Why does OLS estimation involve taking vertical deviations of the points to the line rather than horizontal distances?
OLS (ordinary least squares) assumes that the values represented by the horizontal distances are either predetermined by the experimenter or measured with high accuracy (relative to the vertical distances). When there is a question of uncertainty in the horizontal distances, you shouldn't be using OLS, but instead should look into errors-in-variables models or, possibly, principal components analysis.
Interesting Question. My answer would be that when we are fitting an OLS model we are implicitly and primarily trying to predict/explain the dependent variable at hand - the "Y" in the "Y vs X." As such, our main concern would be to minimize the distance from our fitted line to the actual observations with respect to the outcome, which means minimizing the vertical distance. This of course defines the residuals.
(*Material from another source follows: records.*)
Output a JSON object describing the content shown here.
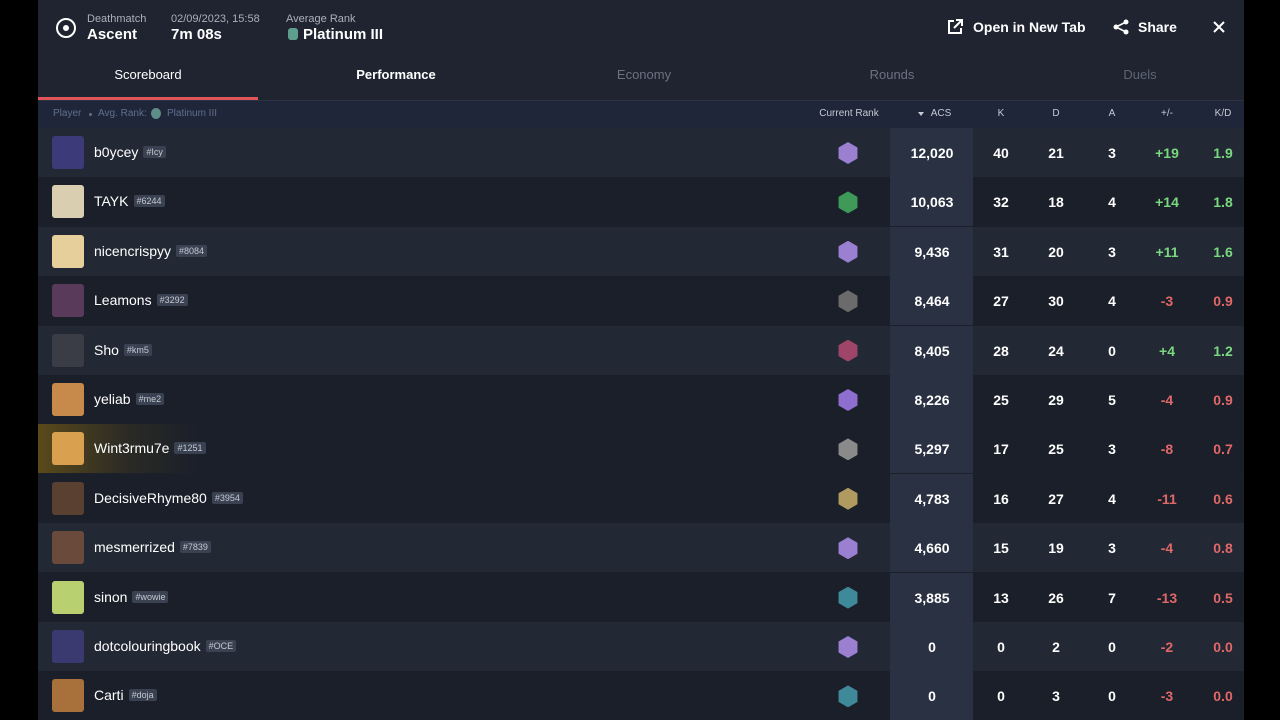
{
  "header": {
    "mode": "Deathmatch",
    "map": "Ascent",
    "date": "02/09/2023, 15:58",
    "duration": "7m 08s",
    "avg_rank_label": "Average Rank",
    "avg_rank": "Platinum III"
  },
  "actions": {
    "open": "Open in New Tab",
    "share": "Share"
  },
  "tabs": [
    "Scoreboard",
    "Performance",
    "Economy",
    "Rounds",
    "Duels"
  ],
  "table": {
    "columns": {
      "player": "Player",
      "avg_rank_label": "Avg. Rank:",
      "avg_rank": "Platinum III",
      "current_rank": "Current Rank",
      "acs": "ACS",
      "k": "K",
      "d": "D",
      "a": "A",
      "diff": "+/-",
      "kd": "K/D"
    },
    "rows": [
      {
        "name": "b0ycey",
        "tag": "#Icy",
        "acs": "12,020",
        "k": "40",
        "d": "21",
        "a": "3",
        "diff": "+19",
        "kd": "1.9"
      },
      {
        "name": "TAYK",
        "tag": "#6244",
        "acs": "10,063",
        "k": "32",
        "d": "18",
        "a": "4",
        "diff": "+14",
        "kd": "1.8"
      },
      {
        "name": "nicencrispyy",
        "tag": "#8084",
        "acs": "9,436",
        "k": "31",
        "d": "20",
        "a": "3",
        "diff": "+11",
        "kd": "1.6"
      },
      {
        "name": "Leamons",
        "tag": "#3292",
        "acs": "8,464",
        "k": "27",
        "d": "30",
        "a": "4",
        "diff": "-3",
        "kd": "0.9"
      },
      {
        "name": "Sho",
        "tag": "#km5",
        "acs": "8,405",
        "k": "28",
        "d": "24",
        "a": "0",
        "diff": "+4",
        "kd": "1.2"
      },
      {
        "name": "yeliab",
        "tag": "#me2",
        "acs": "8,226",
        "k": "25",
        "d": "29",
        "a": "5",
        "diff": "-4",
        "kd": "0.9"
      },
      {
        "name": "Wint3rmu7e",
        "tag": "#1251",
        "acs": "5,297",
        "k": "17",
        "d": "25",
        "a": "3",
        "diff": "-8",
        "kd": "0.7"
      },
      {
        "name": "DecisiveRhyme80",
        "tag": "#3954",
        "acs": "4,783",
        "k": "16",
        "d": "27",
        "a": "4",
        "diff": "-11",
        "kd": "0.6"
      },
      {
        "name": "mesmerrized",
        "tag": "#7839",
        "acs": "4,660",
        "k": "15",
        "d": "19",
        "a": "3",
        "diff": "-4",
        "kd": "0.8"
      },
      {
        "name": "sinon",
        "tag": "#wowie",
        "acs": "3,885",
        "k": "13",
        "d": "26",
        "a": "7",
        "diff": "-13",
        "kd": "0.5"
      },
      {
        "name": "dotcolouringbook",
        "tag": "#OCE",
        "acs": "0",
        "k": "0",
        "d": "2",
        "a": "0",
        "diff": "-2",
        "kd": "0.0"
      },
      {
        "name": "Carti",
        "tag": "#doja",
        "acs": "0",
        "k": "0",
        "d": "3",
        "a": "0",
        "diff": "-3",
        "kd": "0.0"
      }
    ]
  }
}
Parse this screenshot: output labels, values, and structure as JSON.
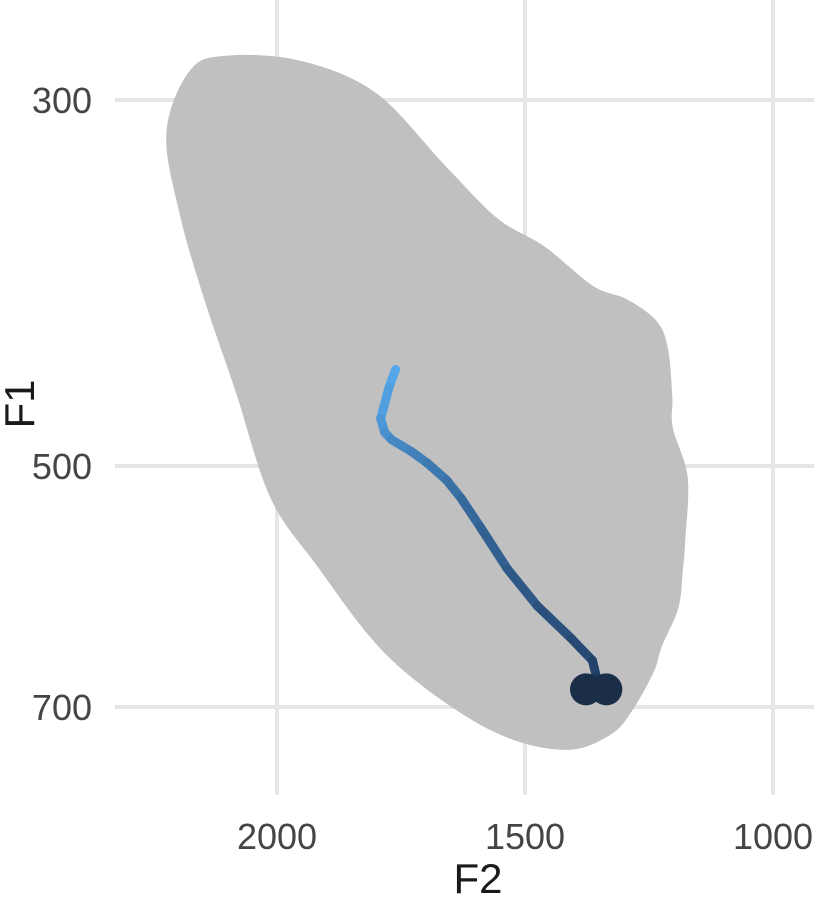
{
  "chart_data": {
    "type": "scatter",
    "title": "",
    "xlabel": "F2",
    "ylabel": "F1",
    "x_axis": {
      "reversed": true,
      "range": [
        2250,
        950
      ],
      "ticks": [
        2000,
        1500,
        1000
      ],
      "tick_labels": [
        "2000",
        "1500",
        "1000"
      ]
    },
    "y_axis": {
      "reversed": true,
      "log_scale": true,
      "range": [
        265,
        750
      ],
      "ticks": [
        300,
        500,
        700
      ],
      "tick_labels": [
        "300",
        "500",
        "700"
      ]
    },
    "grid": true,
    "legend": "none",
    "colors": {
      "region_fill": "#c0c0c0",
      "trajectory_start": "#55a7ea",
      "trajectory_end": "#1e3a5f",
      "endpoint": "#1b2e48",
      "grid": "#e6e6e6"
    },
    "vowel_space_region": [
      [
        2103,
        282
      ],
      [
        1953,
        284
      ],
      [
        1801,
        297
      ],
      [
        1660,
        329
      ],
      [
        1555,
        354
      ],
      [
        1461,
        368
      ],
      [
        1362,
        389
      ],
      [
        1296,
        396
      ],
      [
        1236,
        408
      ],
      [
        1212,
        424
      ],
      [
        1203,
        454
      ],
      [
        1202,
        474
      ],
      [
        1172,
        508
      ],
      [
        1177,
        555
      ],
      [
        1182,
        580
      ],
      [
        1191,
        610
      ],
      [
        1224,
        643
      ],
      [
        1241,
        667
      ],
      [
        1287,
        706
      ],
      [
        1329,
        728
      ],
      [
        1409,
        743
      ],
      [
        1523,
        733
      ],
      [
        1648,
        700
      ],
      [
        1790,
        646
      ],
      [
        1919,
        575
      ],
      [
        2013,
        523
      ],
      [
        2082,
        452
      ],
      [
        2147,
        396
      ],
      [
        2196,
        352
      ],
      [
        2223,
        314
      ],
      [
        2176,
        288
      ]
    ],
    "trajectory": {
      "x": [
        1761,
        1774,
        1791,
        1783,
        1769,
        1729,
        1697,
        1658,
        1629,
        1591,
        1536,
        1475,
        1407,
        1364,
        1356,
        1339
      ],
      "y": [
        437,
        448,
        468,
        477,
        482,
        490,
        498,
        510,
        523,
        544,
        577,
        608,
        636,
        656,
        671,
        683
      ]
    },
    "endpoints": [
      {
        "x": 1377,
        "y": 683
      },
      {
        "x": 1336,
        "y": 683
      }
    ]
  }
}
Also, least squares formulas are easier to derive than most other competing methods, which is perhaps why it came around first. :P
As 'whuber' alludes to above, there are other approaches that treat X and Y with equal emphasis when fitting a best-fit line. One such approach that I'm aware of is "principal lines" or "principal curves" regression, which minimizes the orthogonal distances between the points and the line (instead of a vertical error lines you have ones at 90 degrees to the fitted line). I post one reference below for your reading. It's lengthy but very accessible and enlightening.
Hope this helps, Brenden
- Trevor Hastie. Principal Curves and Surfaces, PhD thesis, Stanford University; 1984
It possibly also relates to designed experiments - if x is a controlled quantity that is part of the experimental design, it is treated as deterministic; whilst y is the outcome, and is a random quantity. x might be a continuous quantity (eg concentration of some drug) but could be a 0/1 split (leading to a 2 sample t-test assuming y is Gaussian). If x is a continuous quantity there may be some measurement error, but typically if this is much smaller than the variability of y then this is ignored.